То ли из меня мститель такой хреновый, то ли мстилка у меня неправильная, но с Мироном мы расстались быстро. Скорее всего это был не мой человек, а может, на тот момент я просто не была готова к чему-то новому.

Зато теперь готова! На что угодно лишь бы перебить образ голой задницы Егора, болтающегося на простыни. Он, значит, развлекается, а я что? Хуже?

Поэтому звоню Мирону.

Эх, пошлет он меня сейчас. Скажет, что девка с прибабахом, то за дверь выставляет, то сама названивает.

Он отвечает на удивление быстро.

— Мир, привет, это Лена.

— Узнал. Привет, — слышу, что улыбается. Это немного прибавляет уверенности.

— Как дела?

— Неплохо. Смотрю телек, ем мандарины.

— Ой, и я, — ногой отодвигаю кучку оранжевых шкурок и решительно произношу, — я хотела пригласить тебя…

— Куда?

Куда? Понятия не имею, поэтому ляпаю первое, что придет в голову:

— На горку!

— На горку? — сомневается Мирон.

— Да, покатаемся, повеселимся.

Я старательно улыбаюсь, будто он может увидеть мою улыбку на расстоянии, даже щеки сводит от напряжения.

— Когда?

— Сегодня в пять?

— Договорились. Заеду.

Ну вот и хорошо.

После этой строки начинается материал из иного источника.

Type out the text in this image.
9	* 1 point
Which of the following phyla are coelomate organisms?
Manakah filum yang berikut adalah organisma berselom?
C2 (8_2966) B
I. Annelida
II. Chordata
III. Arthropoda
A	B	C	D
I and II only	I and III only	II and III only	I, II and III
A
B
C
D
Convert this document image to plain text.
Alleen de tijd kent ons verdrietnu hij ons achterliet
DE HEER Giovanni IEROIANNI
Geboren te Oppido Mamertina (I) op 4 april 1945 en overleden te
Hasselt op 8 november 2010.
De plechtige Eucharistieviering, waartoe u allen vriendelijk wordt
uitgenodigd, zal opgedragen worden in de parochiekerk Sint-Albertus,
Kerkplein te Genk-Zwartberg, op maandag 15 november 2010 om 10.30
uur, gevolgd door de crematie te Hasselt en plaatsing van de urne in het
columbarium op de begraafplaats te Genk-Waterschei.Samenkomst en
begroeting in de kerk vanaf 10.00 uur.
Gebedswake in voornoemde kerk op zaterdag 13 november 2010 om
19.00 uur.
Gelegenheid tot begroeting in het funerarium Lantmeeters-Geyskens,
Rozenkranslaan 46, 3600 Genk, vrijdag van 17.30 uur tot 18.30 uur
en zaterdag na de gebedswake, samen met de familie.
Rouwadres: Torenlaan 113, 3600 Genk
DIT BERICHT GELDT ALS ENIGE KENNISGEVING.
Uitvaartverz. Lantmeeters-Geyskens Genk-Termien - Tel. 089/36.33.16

Напросилась на свидание, а дальше, как пойдет.

Звонок в домофон застает меня врасплох, я так погружена в мысли о предстоящей встрече, что нелепо дергаюсь и запутавшись в пледе чуть ли не падаю ничком на пол.

— Блин! — ворчу, когда задеваю коленкой журнальный столик, и хромаю к двери, — Кто?

— Курьер, — писклявый женский голос режет по ушам.

— Я ничего не заказывала!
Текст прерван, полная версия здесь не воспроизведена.